Sourcing Investment in 2015: A Sound Business Plan is More Important Than Ever

The struggle continues for small businesses looking for credit lines and investment. Startups can maximise their chances of success by paying close attention to their business plan.

What does 2015 have in store for businesses looking for funding?


Whatever happened to the credit crunch? So far as access to credit from banks was concerned, the years following the 2008 banking crisis were dominated by tales of woe. As banks tightened their belts (and their eligibility criteria), it was small businesses that suffered. No longer does the phrase, ‘credit crunch’ dominate the headlines. In fact, with the latest data releases suggesting that the UK is in a healthier position than virtually all other major economies, entrepreneurs would be forgiven for thinking that Great Britain Plc. is the place to be to source institutional investment.

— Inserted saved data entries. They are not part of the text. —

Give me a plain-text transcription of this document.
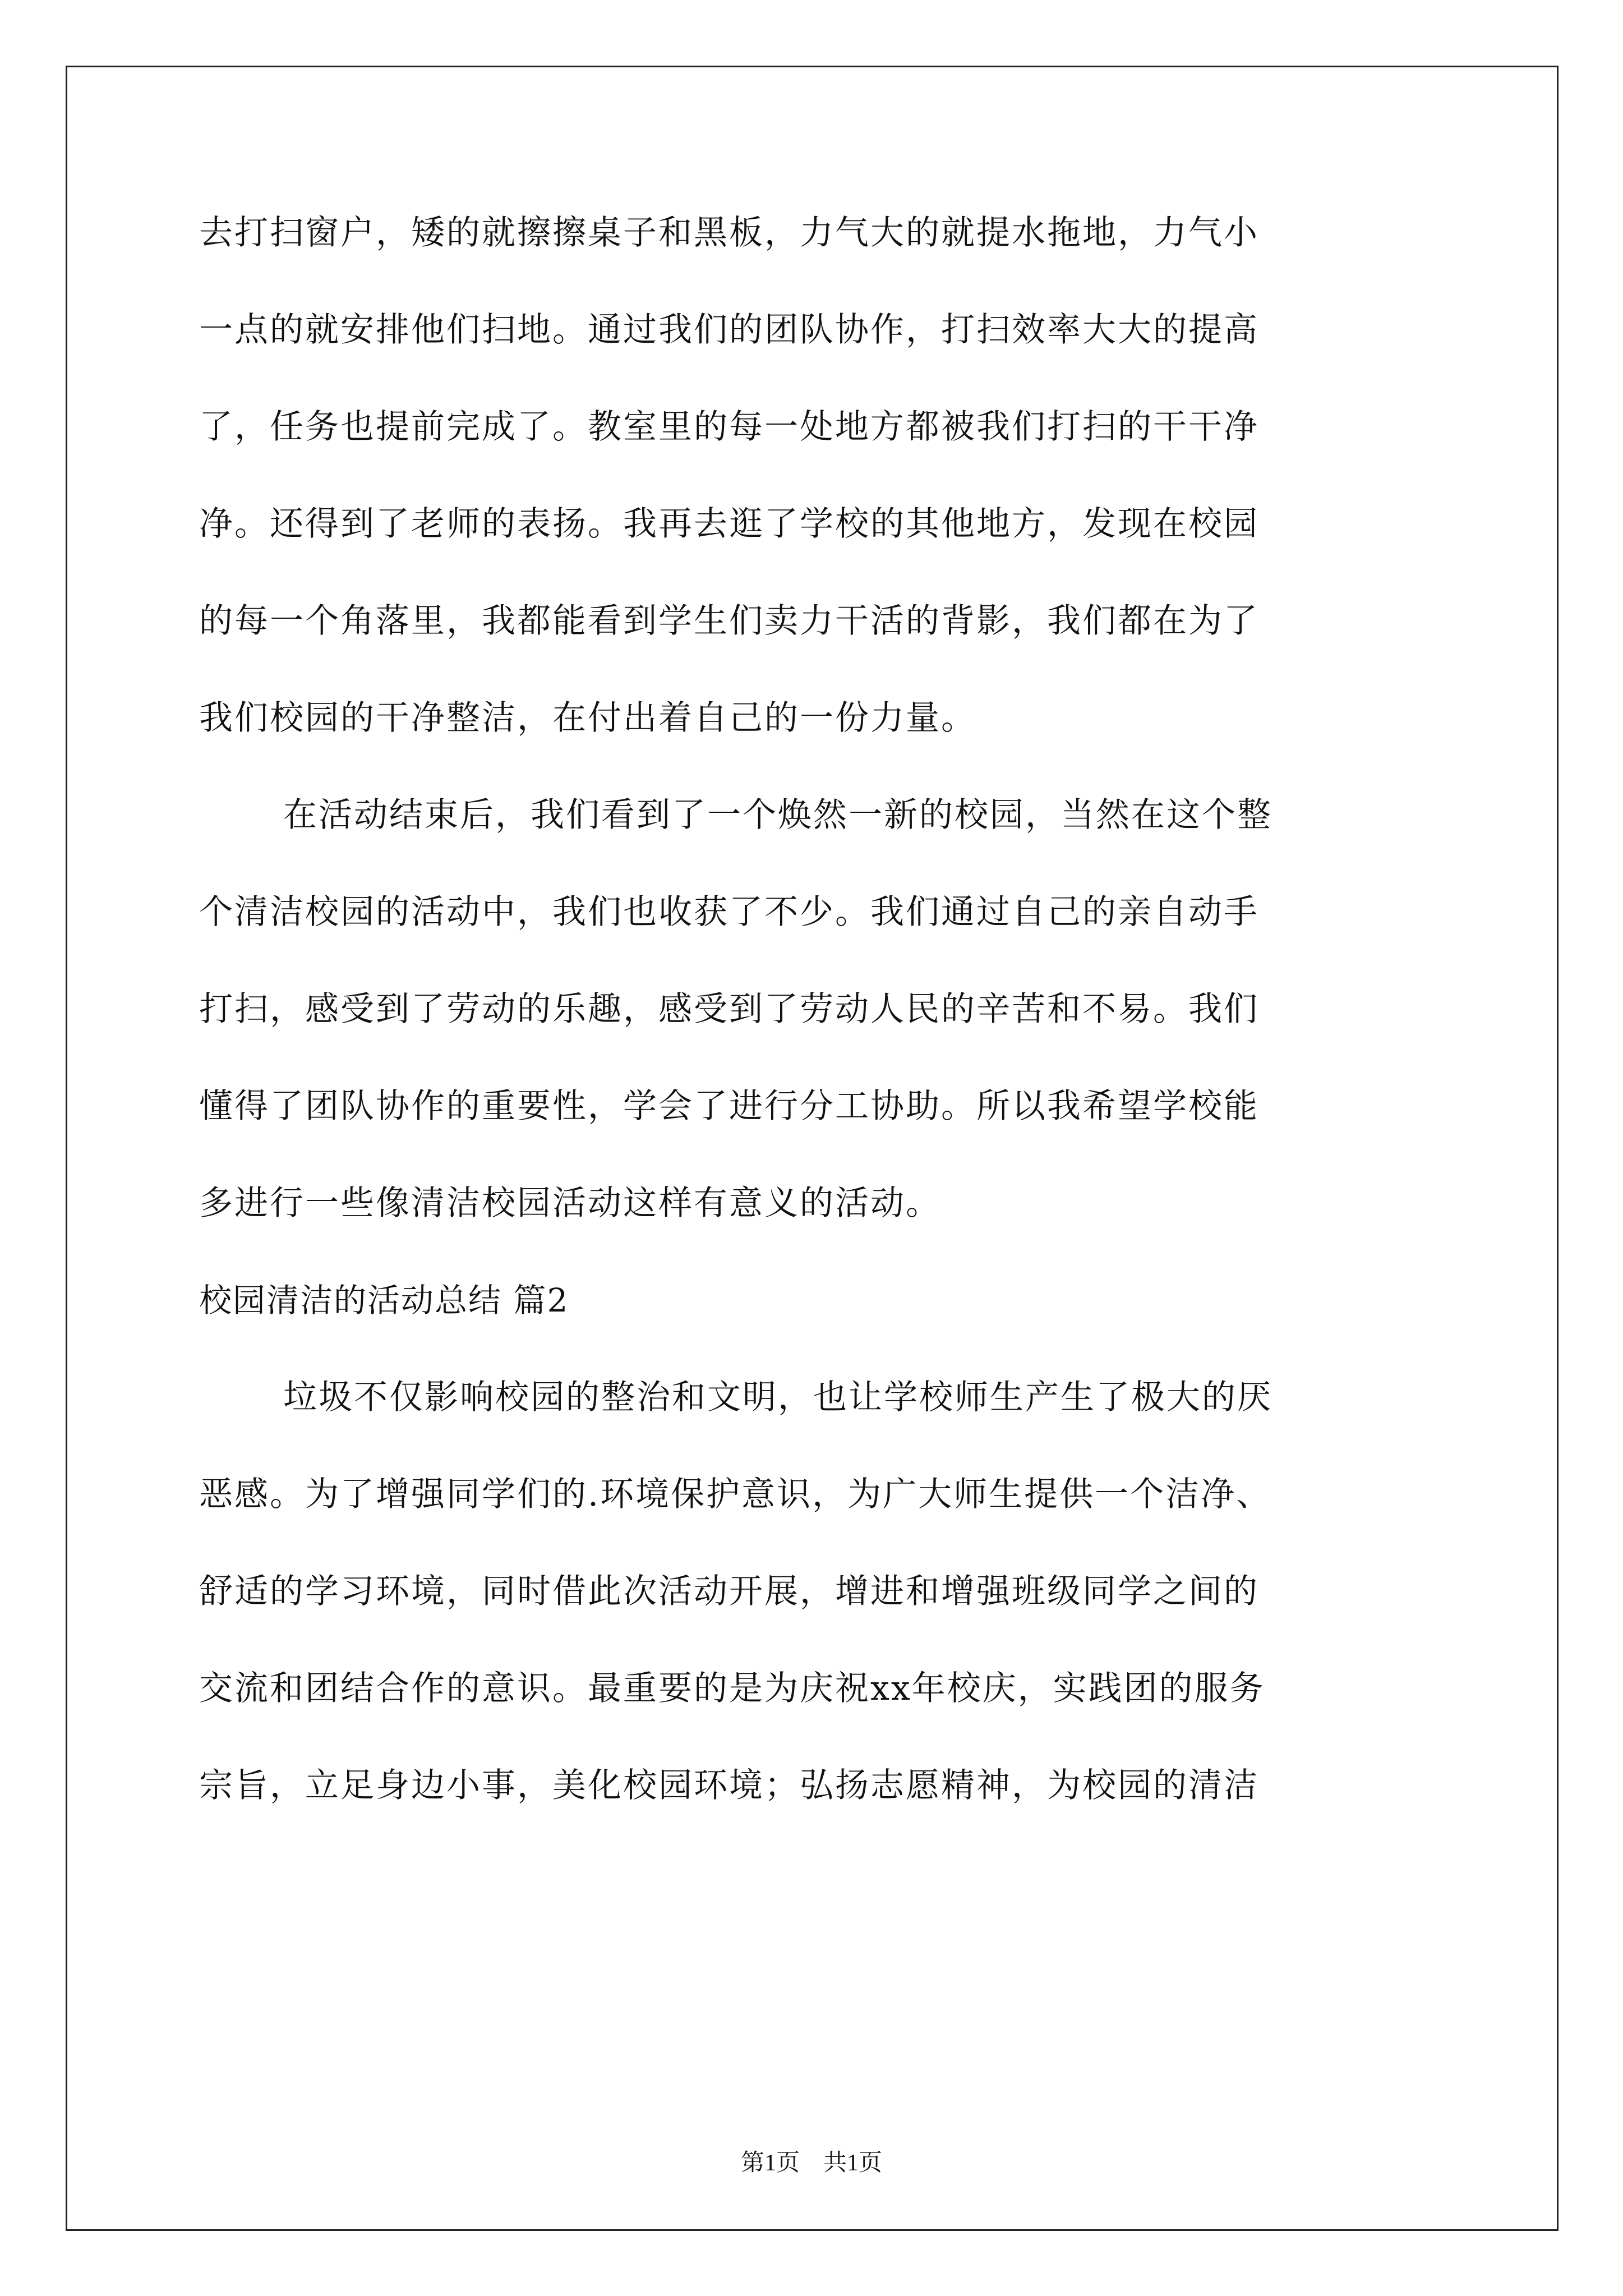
去打扫窗户，矮的就擦擦桌子和黑板，力气大的就提水拖地，力气小
一点的就安排他们扫地。通过我们的团队协作，打扫效率大大的提高
了，任务也提前完成了。教室里的每一处地方都被我们打扫的干干净
净。还得到了老师的表扬。我再去逛了学校的其他地方，发现在校园
的每一个角落里，我都能看到学生们卖力干活的背影，我们都在为了
我们校园的干净整洁，在付出着自己的一份力量。
在活动结束后，我们看到了一个焕然一新的校园，当然在这个整
个清洁校园的活动中，我们也收获了不少。我们通过自己的亲自动手
打扫，感受到了劳动的乐趣，感受到了劳动人民的辛苦和不易。我们
懂得了团队协作的重要性，学会了进行分工协助。所以我希望学校能
多进行一些像清洁校园活动这样有意义的活动。
校园清洁的活动总结 篇2
垃圾不仅影响校园的整治和文明，也让学校师生产生了极大的厌
恶感。为了增强同学们的.环境保护意识，为广大师生提供一个洁净、
舒适的学习环境，同时借此次活动开展，增进和增强班级同学之间的
交流和团结合作的意识。最重要的是为庆祝xx年校庆，实践团的服务
宗旨，立足身边小事，美化校园环境；弘扬志愿精神，为校园的清洁
第1页　共1页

Not so, it seems. The Government may be quick to talk up its efforts to encourage lending to small businesses, but evidence suggests bank lending is in the doldrums. Private sector lending was down 2.2% in real terms in the year to August 2014, placing the UK well behind the G7 average. Whereas larger corporations tend to have other options such as corporate bonds to fill gaps in funding, SMEs are too often left frustrated in their efforts to source capital.

With an interest rate rise on the horizon at some point in 2015, the prospects of a major shift in the lending landscape seem slim. When it comes to approaching banks – and equally, equity investors, first impressions count. Businesses need to do all they can to present themselves in the best possible light, which means ensuring their business plan stacks up to scrutiny.


Knowing when and where to ask for help

It’s possible to take a DIY approach to a business plan. With so much at stake however, is it really in your best interests to go it alone? Potential investors and credit providers are looking for very particular information about your product and business model, including credible, considered projections and a thorough understanding of the wider market. No matter how good a salesman you are and how impressive your power point presentation is, this cannot compensate for vague financials or gaps in key areas. The benefit of the doubt is unlikely to be given readily – and missing or inaccurate data could be viewed as an indicator of a worrying level of commercial naïveté.

Before drafting anything, it is worth making use of the free resources that are available.  The Government’s small business resources pages contain business plan templates and examples. For tips on what to include, the numerous online how-to guides vary in quality – but one of the most comprehensive is available on the National Enterprise Network’s Start Up Donut site.

office meeting

There is also a lot to be said for getting one-to-one professional help – even if this is just to cast an eye on the first draft once the legwork has been done. An accountant with specific expertise in advising small businesses should be particularly well placed to cast a critical eye over your work. He or she is likely to offer a valuable insight on the criteria used by banks and investors when assessing the merits of a business plan. You also get the added bonus of knowing that an accredited professional covered by professional indemnity insurance for accountants has gone through your figures and projections.

Understanding the wider picture

Getting the sums right and having inside-out knowledge of your product is not the whole story. An investor will expect you to have a thorough understanding of your market, including details of the competition. What is the niche for your product? How will extra capital help your business move into that niche? Remember that identifying a “gap in the market” in your business plan may not be enough; you will also need to satisfy your potential backers that there isn’t a very good reason why that gap has not yet been filled by competitors.


2015 may be earmarked as the year when you seek funding to take your business to the next level. If so, it’s worth making two New Year’s resolutions: firstly, swot up on the challenges your business – and your industry as a whole is likely to face this year (you’ll certainly need to cover these in your business plan). Secondly, consider drafting in extra help to make sure your plan is as watertight as possible before you unveil it to lenders. It could turn out to be the best investment you’ll make in 2015.